Well, as for the conference itself. Yesterday and today featured a selection of talks of various natures which stirred various things in me. The one that always happens in conferences is that of a reinvigoration of interest in nuclear physics in general. I find it quite easy to get a bit jaded in my research, and to let other aspects of university life feed the feeling of jadedness, but a few conference talks that make me think "I can answer that question" or "this is what I need to do next" usually give me a kick to both talk to other researchers to collaborate on problems, and to go away and do some calculations that might prove useful to the community. You may correctly point out that I'm in fact writing a blog post instead.

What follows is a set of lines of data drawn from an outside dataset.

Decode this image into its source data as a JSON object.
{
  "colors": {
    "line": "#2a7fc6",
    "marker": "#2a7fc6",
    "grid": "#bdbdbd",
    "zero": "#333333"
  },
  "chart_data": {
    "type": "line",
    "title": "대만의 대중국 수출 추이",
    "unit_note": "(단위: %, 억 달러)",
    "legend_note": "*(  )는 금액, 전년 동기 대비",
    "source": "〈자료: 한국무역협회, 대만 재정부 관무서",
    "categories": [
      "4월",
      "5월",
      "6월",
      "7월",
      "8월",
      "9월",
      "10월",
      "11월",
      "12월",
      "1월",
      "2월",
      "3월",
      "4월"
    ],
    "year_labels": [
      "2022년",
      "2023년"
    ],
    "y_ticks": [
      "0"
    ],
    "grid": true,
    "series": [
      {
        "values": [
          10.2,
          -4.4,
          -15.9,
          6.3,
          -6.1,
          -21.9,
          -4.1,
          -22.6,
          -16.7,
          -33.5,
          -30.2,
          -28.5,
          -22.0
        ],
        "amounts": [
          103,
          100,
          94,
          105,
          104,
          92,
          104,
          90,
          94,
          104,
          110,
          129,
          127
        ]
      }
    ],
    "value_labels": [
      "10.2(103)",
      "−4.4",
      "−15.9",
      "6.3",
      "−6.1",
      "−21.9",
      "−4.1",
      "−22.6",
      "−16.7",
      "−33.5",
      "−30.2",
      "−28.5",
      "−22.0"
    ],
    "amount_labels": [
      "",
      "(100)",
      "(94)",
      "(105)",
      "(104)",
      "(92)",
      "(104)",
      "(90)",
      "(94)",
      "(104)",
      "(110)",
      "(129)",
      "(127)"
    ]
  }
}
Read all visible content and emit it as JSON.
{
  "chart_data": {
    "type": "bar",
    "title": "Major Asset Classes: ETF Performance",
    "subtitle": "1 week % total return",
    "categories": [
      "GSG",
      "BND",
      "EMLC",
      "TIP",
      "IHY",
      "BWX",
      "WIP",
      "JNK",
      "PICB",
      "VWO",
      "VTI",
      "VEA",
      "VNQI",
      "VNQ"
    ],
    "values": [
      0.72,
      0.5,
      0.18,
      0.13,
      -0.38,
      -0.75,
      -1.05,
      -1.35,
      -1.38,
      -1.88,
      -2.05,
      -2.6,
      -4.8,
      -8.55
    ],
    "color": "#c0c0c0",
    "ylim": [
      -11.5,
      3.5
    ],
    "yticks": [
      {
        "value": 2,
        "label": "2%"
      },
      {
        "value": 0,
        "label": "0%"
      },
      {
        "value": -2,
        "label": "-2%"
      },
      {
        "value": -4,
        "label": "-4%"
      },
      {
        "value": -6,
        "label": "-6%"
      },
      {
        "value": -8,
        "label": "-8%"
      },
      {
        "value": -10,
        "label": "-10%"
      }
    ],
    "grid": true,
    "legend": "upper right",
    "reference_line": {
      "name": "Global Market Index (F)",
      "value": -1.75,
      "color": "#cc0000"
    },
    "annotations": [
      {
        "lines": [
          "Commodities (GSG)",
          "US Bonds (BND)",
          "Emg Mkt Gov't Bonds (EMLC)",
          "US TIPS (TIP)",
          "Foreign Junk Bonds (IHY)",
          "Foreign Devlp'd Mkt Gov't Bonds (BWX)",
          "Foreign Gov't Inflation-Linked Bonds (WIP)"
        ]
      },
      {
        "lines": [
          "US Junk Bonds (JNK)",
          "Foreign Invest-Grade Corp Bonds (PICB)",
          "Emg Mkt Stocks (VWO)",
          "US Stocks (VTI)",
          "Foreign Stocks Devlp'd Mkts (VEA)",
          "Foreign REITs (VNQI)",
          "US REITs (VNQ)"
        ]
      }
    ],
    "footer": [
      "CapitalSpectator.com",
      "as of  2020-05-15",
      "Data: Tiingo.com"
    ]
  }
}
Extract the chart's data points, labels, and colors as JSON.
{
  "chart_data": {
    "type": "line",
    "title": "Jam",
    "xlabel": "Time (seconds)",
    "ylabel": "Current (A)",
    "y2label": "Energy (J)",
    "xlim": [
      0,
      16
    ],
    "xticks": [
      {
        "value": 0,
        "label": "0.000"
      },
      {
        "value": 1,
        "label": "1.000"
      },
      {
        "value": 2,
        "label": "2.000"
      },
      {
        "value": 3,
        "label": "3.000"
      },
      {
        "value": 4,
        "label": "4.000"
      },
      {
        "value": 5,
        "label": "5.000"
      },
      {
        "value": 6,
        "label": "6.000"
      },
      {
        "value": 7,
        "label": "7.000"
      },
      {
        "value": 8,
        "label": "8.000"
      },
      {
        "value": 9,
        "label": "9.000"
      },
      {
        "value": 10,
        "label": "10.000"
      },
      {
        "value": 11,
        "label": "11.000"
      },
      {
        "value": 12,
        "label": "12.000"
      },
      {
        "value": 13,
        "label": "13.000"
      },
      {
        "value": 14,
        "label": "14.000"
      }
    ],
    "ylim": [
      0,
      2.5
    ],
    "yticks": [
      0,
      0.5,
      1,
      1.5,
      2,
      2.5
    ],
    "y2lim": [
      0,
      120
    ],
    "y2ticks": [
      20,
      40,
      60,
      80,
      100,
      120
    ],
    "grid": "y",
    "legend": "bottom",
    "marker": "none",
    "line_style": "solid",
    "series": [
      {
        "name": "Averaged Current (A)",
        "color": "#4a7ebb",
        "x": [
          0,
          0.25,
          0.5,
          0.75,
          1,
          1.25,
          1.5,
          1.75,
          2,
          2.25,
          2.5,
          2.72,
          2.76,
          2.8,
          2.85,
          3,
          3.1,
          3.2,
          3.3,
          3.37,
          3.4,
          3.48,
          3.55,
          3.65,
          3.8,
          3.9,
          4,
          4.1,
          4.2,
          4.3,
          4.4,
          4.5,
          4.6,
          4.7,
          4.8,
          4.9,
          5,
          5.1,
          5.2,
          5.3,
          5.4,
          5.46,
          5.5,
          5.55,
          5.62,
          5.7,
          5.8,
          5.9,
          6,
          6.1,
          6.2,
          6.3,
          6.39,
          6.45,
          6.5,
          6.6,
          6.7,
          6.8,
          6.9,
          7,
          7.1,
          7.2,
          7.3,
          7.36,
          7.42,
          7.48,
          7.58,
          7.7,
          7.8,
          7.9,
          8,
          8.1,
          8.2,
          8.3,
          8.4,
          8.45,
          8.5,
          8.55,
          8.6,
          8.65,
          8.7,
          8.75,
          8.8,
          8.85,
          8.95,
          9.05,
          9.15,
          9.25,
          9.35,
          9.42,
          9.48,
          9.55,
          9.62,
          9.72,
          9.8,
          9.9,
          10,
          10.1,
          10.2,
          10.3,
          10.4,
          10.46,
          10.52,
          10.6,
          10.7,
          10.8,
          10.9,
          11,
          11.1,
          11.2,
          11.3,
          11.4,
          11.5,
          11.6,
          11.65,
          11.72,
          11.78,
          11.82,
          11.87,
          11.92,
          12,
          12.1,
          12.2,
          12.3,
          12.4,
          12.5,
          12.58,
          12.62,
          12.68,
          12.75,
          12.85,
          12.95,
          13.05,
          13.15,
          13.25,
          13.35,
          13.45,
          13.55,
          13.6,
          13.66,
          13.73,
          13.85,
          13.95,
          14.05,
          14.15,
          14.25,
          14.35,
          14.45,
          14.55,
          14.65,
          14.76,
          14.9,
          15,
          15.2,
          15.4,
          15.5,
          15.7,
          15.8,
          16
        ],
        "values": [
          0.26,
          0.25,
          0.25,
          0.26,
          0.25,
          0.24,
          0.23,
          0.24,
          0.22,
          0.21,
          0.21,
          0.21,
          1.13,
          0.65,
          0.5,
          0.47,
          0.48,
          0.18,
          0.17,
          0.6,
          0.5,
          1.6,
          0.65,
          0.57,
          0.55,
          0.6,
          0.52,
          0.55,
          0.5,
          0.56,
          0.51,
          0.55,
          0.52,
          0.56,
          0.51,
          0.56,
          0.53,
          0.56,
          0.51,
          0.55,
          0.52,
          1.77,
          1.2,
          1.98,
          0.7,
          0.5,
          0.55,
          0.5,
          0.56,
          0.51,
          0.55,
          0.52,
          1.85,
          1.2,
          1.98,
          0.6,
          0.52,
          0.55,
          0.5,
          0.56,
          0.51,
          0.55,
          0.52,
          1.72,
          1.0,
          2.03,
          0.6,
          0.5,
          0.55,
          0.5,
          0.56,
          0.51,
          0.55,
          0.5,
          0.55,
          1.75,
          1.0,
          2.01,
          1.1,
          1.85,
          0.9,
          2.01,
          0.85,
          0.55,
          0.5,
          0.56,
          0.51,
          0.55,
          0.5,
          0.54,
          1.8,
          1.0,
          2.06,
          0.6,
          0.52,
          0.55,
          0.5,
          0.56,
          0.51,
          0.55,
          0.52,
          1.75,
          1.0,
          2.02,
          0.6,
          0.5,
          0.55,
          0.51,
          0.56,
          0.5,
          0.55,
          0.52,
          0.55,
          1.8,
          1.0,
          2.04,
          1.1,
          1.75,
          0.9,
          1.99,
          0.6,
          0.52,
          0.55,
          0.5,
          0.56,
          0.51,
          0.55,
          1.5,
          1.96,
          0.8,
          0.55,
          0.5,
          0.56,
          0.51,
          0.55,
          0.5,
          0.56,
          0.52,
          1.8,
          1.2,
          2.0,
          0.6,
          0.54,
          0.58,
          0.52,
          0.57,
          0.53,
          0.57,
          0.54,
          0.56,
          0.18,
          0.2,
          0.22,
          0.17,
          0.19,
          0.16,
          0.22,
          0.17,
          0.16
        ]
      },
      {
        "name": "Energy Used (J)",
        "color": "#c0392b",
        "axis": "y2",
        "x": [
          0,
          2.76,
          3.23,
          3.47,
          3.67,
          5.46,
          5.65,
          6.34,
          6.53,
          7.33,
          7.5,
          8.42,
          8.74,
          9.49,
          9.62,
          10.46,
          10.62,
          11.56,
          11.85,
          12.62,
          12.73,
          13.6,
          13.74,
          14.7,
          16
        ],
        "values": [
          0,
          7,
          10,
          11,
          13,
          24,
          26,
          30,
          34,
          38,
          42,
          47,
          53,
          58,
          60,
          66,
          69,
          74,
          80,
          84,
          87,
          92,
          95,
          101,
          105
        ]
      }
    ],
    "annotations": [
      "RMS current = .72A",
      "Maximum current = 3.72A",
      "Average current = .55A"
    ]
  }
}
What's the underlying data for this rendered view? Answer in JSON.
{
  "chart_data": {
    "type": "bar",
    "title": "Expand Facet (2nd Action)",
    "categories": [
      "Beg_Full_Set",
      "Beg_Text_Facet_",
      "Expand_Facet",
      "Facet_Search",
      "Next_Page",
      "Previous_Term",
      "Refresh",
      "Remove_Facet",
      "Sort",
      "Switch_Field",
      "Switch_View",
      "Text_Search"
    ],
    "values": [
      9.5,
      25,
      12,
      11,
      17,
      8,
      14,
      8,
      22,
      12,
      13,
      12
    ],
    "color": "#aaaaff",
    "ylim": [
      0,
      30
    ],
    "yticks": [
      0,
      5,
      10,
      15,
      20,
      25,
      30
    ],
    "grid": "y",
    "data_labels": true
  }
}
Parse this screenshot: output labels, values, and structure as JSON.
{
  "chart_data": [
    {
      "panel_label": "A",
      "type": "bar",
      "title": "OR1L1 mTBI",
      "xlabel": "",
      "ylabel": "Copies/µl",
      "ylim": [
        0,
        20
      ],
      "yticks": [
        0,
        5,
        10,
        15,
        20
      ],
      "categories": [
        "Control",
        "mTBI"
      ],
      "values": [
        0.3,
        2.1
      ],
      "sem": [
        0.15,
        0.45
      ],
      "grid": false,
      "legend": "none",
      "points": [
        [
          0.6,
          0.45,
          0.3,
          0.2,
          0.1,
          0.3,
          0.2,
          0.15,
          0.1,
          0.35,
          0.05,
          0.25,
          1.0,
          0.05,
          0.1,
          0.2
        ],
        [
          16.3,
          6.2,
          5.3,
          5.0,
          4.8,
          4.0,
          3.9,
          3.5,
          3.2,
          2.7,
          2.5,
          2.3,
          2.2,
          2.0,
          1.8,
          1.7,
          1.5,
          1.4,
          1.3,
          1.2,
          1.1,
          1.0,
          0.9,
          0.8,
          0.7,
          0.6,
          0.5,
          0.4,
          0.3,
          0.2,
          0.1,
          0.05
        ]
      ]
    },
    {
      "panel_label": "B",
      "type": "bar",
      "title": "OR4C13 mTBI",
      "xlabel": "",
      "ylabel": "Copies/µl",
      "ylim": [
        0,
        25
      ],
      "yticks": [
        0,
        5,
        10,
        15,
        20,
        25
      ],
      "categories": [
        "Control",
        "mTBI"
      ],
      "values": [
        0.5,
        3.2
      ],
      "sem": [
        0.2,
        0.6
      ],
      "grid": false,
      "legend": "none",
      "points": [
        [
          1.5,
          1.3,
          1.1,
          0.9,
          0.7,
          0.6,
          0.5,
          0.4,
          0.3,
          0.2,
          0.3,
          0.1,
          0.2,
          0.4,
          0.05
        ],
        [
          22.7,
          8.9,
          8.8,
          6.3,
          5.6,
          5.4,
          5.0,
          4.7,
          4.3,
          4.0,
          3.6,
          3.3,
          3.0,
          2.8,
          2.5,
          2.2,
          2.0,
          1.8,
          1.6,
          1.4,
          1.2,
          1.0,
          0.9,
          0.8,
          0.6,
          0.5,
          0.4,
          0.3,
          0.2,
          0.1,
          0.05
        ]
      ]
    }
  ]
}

Aside from the spur in research ideas, it's also nice to meet up with old friends. I saw that one such for me, Sait Umar from Vanderbilt University, was supposed to be attending and was disappointed that I didn't see him on the first day. Fortunately he did come, and I bumped into him and his wife in the poster session. That meant I ended up not looking at as many posters as I might have, but I still managed to look round quite a few. Being accepted for a poster at a conference, rather than a talk, is generally considered a bad outcome, but really, a 12 minute talk in a 9-way parallel session (as in my case) is not necessarily better than a poster in a 2h long poster session in which an approximately infinite supply of free prosecco is provided. I wandered around the posters chatting to quite a few people, and generally enjoyed learning about the broad range of things that are going on in nuclear physics. I particularly enjoyed talking to a postdoc in Brussels working on the nuclear input to neutron star properties. After we talked, realising that we have a lot research-wise in common, we discussed being in touch. I said that I'd be able to remember her by thinking of Les Miserables - her surname is Fantina. She laughed uneasily. I am reading the book at the moment, on the suggestion of Matt Kelly, and am enjoying it very much. I rather think - being 100 pages in - that I have not learnt yet what happens to Fantine.
That takes me to the end of yesterday. A post for today may follow, but I should see if I can find anyone to have dinner with, being that I'm back at my hotel with no plans to meet up with conference attendees. I suspect general wandering around will fix this. Ciao!